Noticeably, Vedius was part of 14 among the 21 casting trios.
2.4. Casters who never casted together
MATCH (c1:Caster),
(c2:Caster)
WHERE id(c1) < id(c2)
AND NOT( (c1)-[:CASTED]->(:Match)<-[:CASTED]-(c2) )
RETURN c1.name,
c2.name
Because Neo4j is built around relationships between entities, we can also look for relationships that don’t exist. This is useful when building a recommendation engine for example.
In this case, “casters who never casted together” means that there is no relation (c1)-[:CASTED]->(:Match)<-[:CASTED]-(c2)
.
3. Conclusion
Using Neo4j to build a graph from simple data, I was able to play around simple Cypher queries and get some interesting insights from the data.
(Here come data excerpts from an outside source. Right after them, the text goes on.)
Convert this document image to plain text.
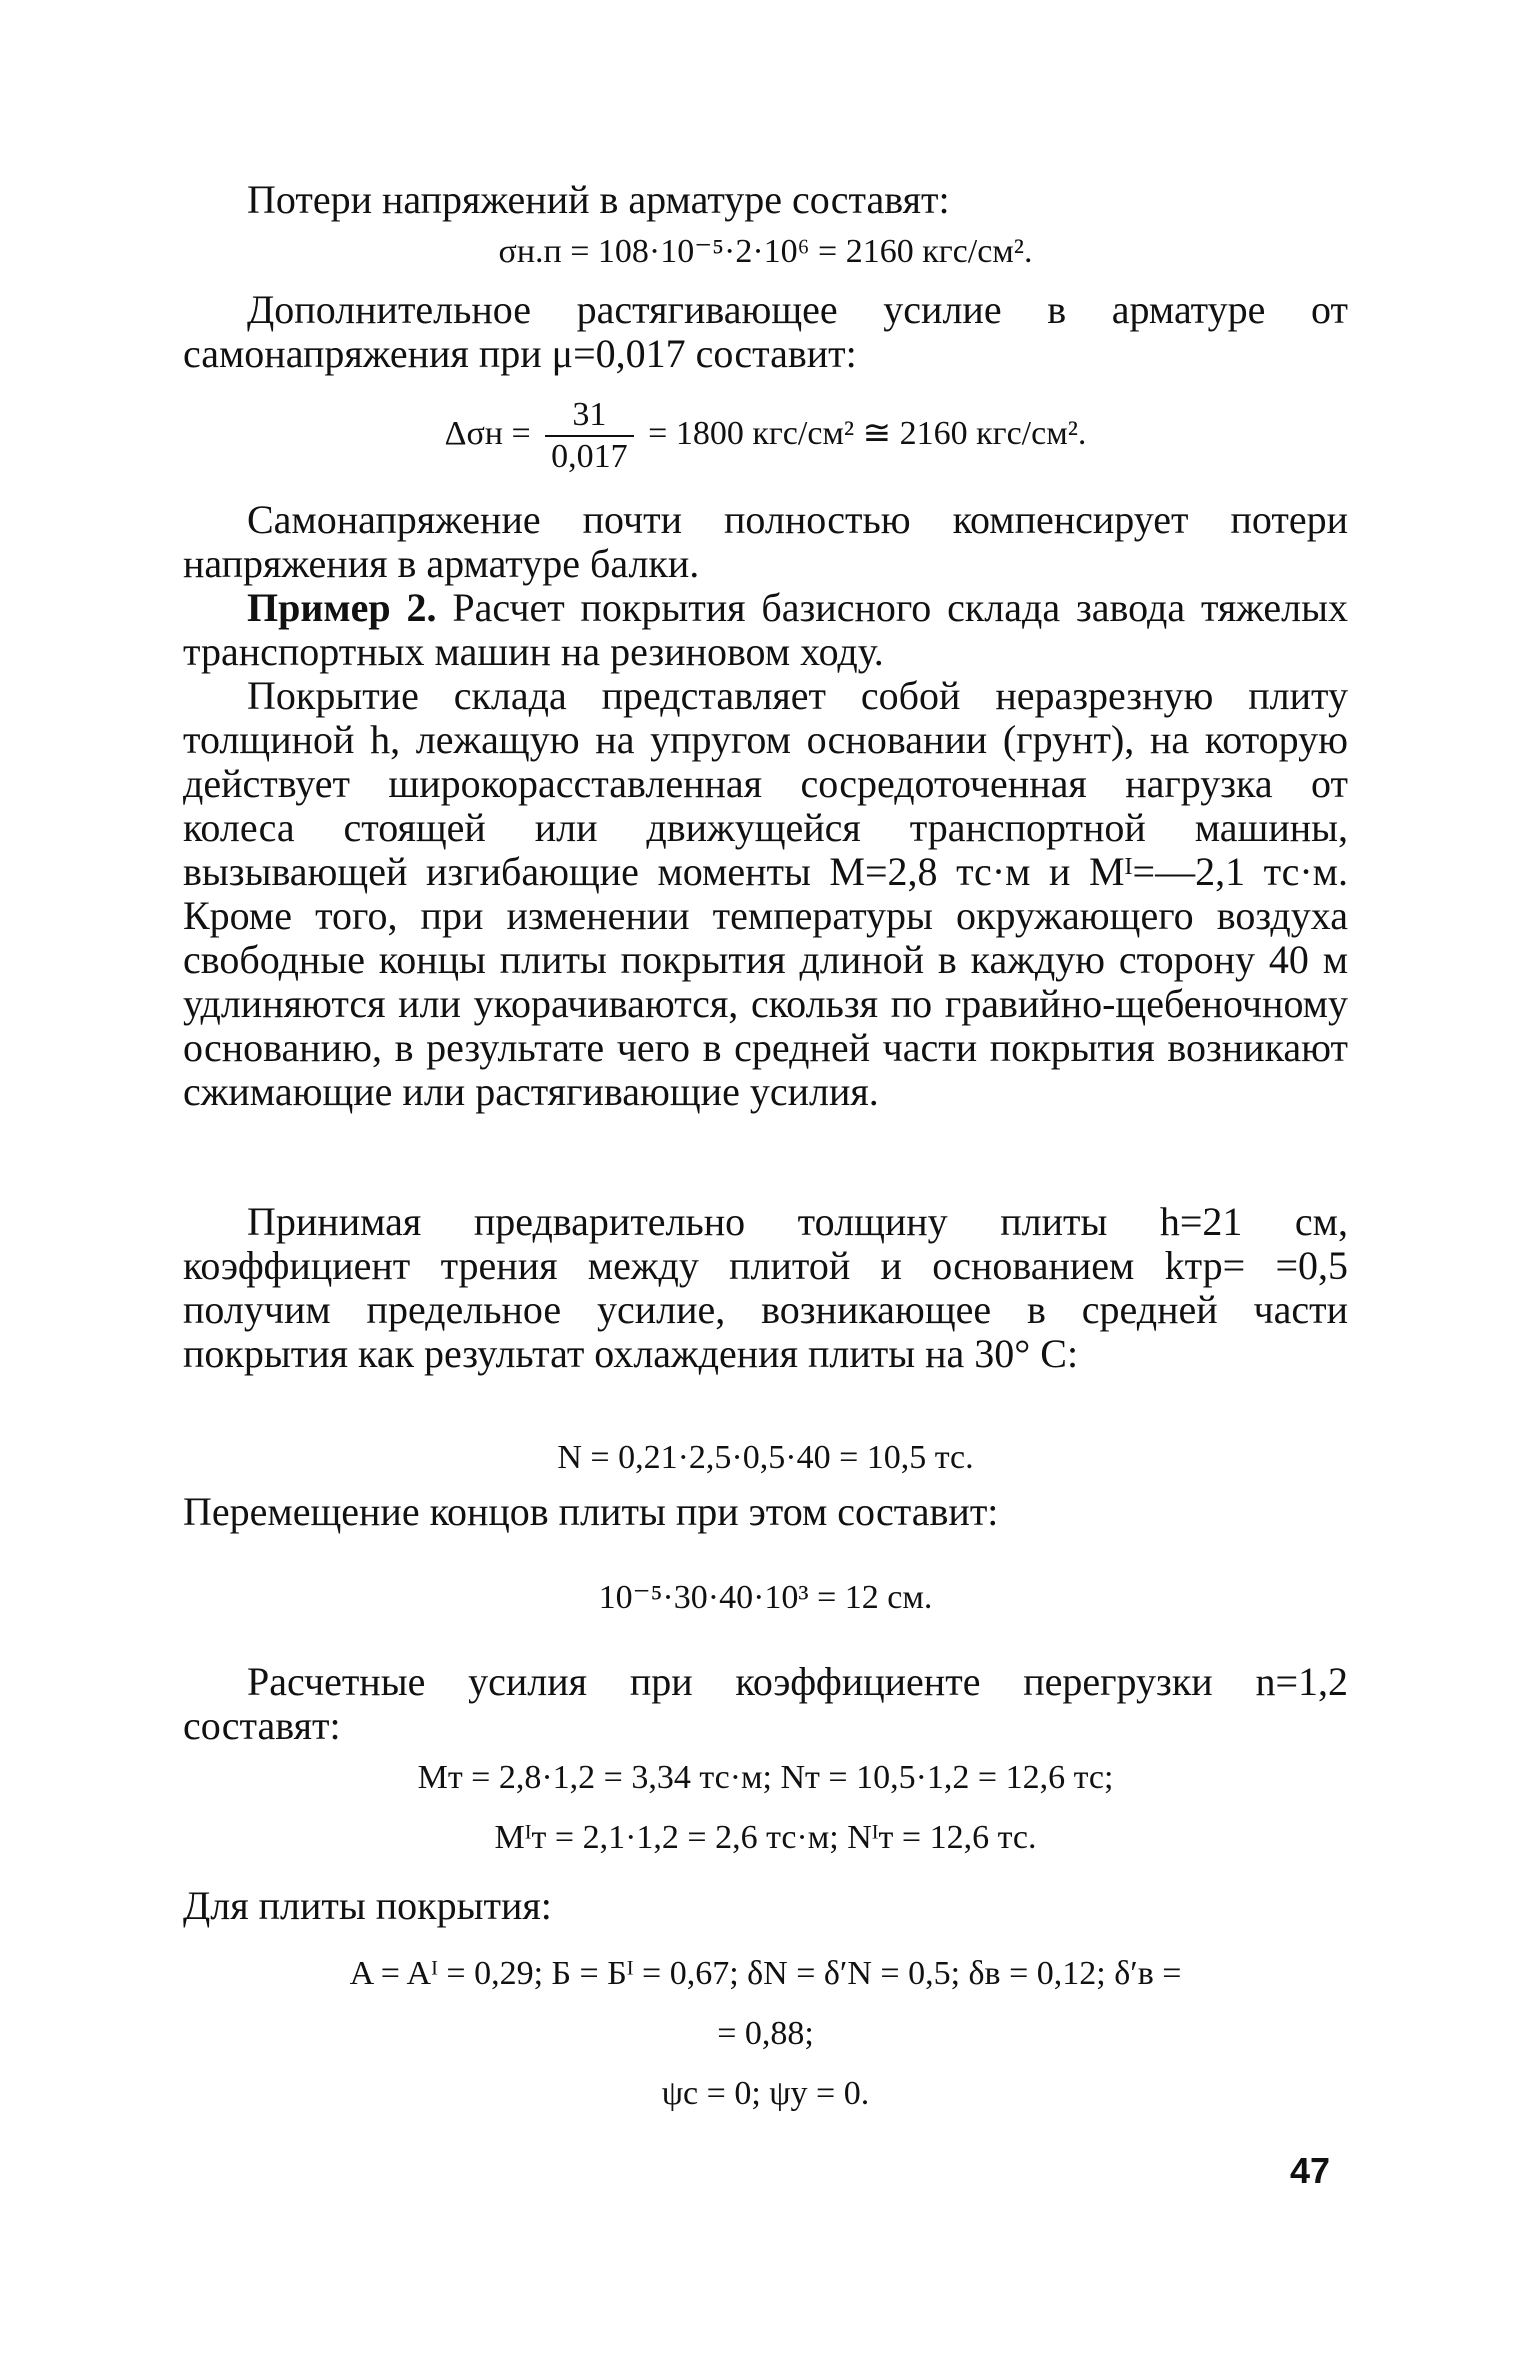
Потери напряжений в арматуре составят:

σн.п = 108·10⁻⁵·2·10⁶ = 2160 кгс/см².

Дополнительное растягивающее усилие в арматуре от самонапряжения при μ=0,017 составит:

$\Delta\sigma н = \frac{31}{0,017} = 1800$ кгс/см² ≅ 2160 кгс/см².

Самонапряжение почти полностью компенсирует потери напряжения в арматуре балки.

Пример 2. Расчет покрытия базисного склада завода тяжелых транспортных машин на резиновом ходу.

Покрытие склада представляет собой неразрезную плиту толщиной h, лежащую на упругом основании (грунт), на которую действует широкорасставленная сосредоточенная нагрузка от колеса стоящей или движущейся транспортной машины, вызывающей изгибающие моменты M=2,8 тс·м и Mᴵ=—2,1 тс·м. Кроме того, при изменении температуры окружающего воздуха свободные концы плиты покрытия длиной в каждую сторону 40 м удлиняются или укорачиваются, скользя по гравийно-щебеночному основанию, в результате чего в средней части покрытия возникают сжимающие или растягивающие усилия.

Принимая предварительно толщину плиты h=21 см, коэффициент трения между плитой и основанием kтр= =0,5 получим предельное усилие, возникающее в средней части покрытия как результат охлаждения плиты на 30° С:

N = 0,21·2,5·0,5·40 = 10,5 тс.

Перемещение концов плиты при этом составит:

10⁻⁵·30·40·10³ = 12 см.

Расчетные усилия при коэффициенте перегрузки n=1,2 составят:

Mт = 2,8·1,2 = 3,34 тс·м; Nт = 10,5·1,2 = 12,6 тс;

Mᴵт = 2,1·1,2 = 2,6 тс·м; Nᴵт = 12,6 тс.

Для плиты покрытия:

A = Aᴵ = 0,29; Б = Бᴵ = 0,67; δN = δ′N = 0,5; δв = 0,12; δ′в =

= 0,88;

ψс = 0; ψу = 0.

47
Some of the queries are, I think, actually very hard to do in SQL, but that would deserve its own post.
In the next steps, I will build a more complex graph using richer data such as players, champions, picks & bans, items builds, detailed stats for each match, and add other regional leagues and international competitions to do even more interesting analysis.